Um ihre Marktposition in dieser Region weiter zu stärken, legt die Bankengruppe großen Wert darauf, den dort aktiven Unternehmen einen optimalen Zugang zu den Dienstleistungen der angeschlossenen Banken bereitzustellen. Als Ausgangspunkt soll den Firmenkunden eine Palette von Zahlungsverkehrs- und Cashmanagement-Diensten angeboten werden, die über ein neu eingerichtetes Online-Portal auf einfache Weise genutzt werden können.
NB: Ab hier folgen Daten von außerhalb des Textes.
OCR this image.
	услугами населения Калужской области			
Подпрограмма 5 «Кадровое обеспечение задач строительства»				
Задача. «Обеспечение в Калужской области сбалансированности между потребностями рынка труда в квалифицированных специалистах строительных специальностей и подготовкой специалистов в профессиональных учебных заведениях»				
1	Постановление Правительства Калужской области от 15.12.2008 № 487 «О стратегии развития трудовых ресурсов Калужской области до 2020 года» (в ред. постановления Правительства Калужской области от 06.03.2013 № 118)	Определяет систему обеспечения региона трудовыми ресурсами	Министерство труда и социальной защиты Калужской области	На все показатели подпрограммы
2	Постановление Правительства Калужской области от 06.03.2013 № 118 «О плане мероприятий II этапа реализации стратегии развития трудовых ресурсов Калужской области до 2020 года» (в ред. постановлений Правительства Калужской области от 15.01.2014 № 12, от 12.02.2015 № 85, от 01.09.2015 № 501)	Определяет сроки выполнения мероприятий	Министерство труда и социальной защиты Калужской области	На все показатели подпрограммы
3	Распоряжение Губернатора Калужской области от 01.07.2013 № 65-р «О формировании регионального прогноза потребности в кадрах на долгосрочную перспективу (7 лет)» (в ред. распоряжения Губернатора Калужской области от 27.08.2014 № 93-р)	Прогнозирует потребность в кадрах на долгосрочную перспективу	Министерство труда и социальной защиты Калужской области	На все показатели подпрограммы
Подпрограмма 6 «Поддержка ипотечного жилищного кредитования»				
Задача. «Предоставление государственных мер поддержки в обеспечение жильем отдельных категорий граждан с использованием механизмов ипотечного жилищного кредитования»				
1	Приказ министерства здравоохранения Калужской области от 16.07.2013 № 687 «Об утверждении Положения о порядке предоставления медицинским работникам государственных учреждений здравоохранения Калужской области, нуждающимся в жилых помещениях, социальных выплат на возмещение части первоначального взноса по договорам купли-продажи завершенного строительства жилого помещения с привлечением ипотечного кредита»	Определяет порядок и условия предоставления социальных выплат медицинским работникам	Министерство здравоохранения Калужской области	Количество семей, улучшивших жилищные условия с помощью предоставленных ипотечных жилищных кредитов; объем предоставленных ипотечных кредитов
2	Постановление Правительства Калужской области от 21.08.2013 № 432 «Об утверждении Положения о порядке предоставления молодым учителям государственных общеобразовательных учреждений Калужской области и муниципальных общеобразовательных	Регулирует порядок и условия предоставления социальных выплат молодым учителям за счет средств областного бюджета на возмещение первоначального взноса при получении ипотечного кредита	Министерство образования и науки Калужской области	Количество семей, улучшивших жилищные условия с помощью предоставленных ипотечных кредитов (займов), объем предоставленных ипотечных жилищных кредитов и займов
In einem ersten Schritt wird eine abgestimmte Berichtsfunktion für alle Konten bei der Bankengruppe eingerichtet, um ein zentrales Management der Geldmittel und der Liquidität zu ermöglichen. Zum zweiten werden die Unternehmen in die Lage versetzt, Zahlungen von diesen Konten direkt zu veranlassen. Als Basis für die Zahlungsverkehrsdienste wurde der SWIFT MT 101-Standard ausgewählt, da dieser bereits im gesamten Netzwerk der Bankengruppe unterstützt wird. Drittens sollen Unternehmen unmittelbar über das zentrale Portal in Wien für jede ihrer Banken Kontoauszüge abholen und Zahlungsaufträge erfassen können. Dieser Ansatz spricht insbesondere Unternehmen an, die mit „klassischen“ multibankfähigen E-Banking-Anwendungen vertraut sind und die Möglichkeit schätzen, ihre Bankverbindungen direkt zu steuern. Zur technischen Umsetzung wird eine „Kommunikations-Engine“ in das Portal eingebunden und die einzelnen Banken werden über den Electronic Banking-Kanal auf MultiCash-Basis angebunden, der bereits in allen Niederlassungen der Erste Group Bank eingesetzt wird. Die Vorteile sieht die Erste Group Bank vor allem in der hohen Leistungsfähigkeit und Wirtschaftlichkeit dieser Lösung.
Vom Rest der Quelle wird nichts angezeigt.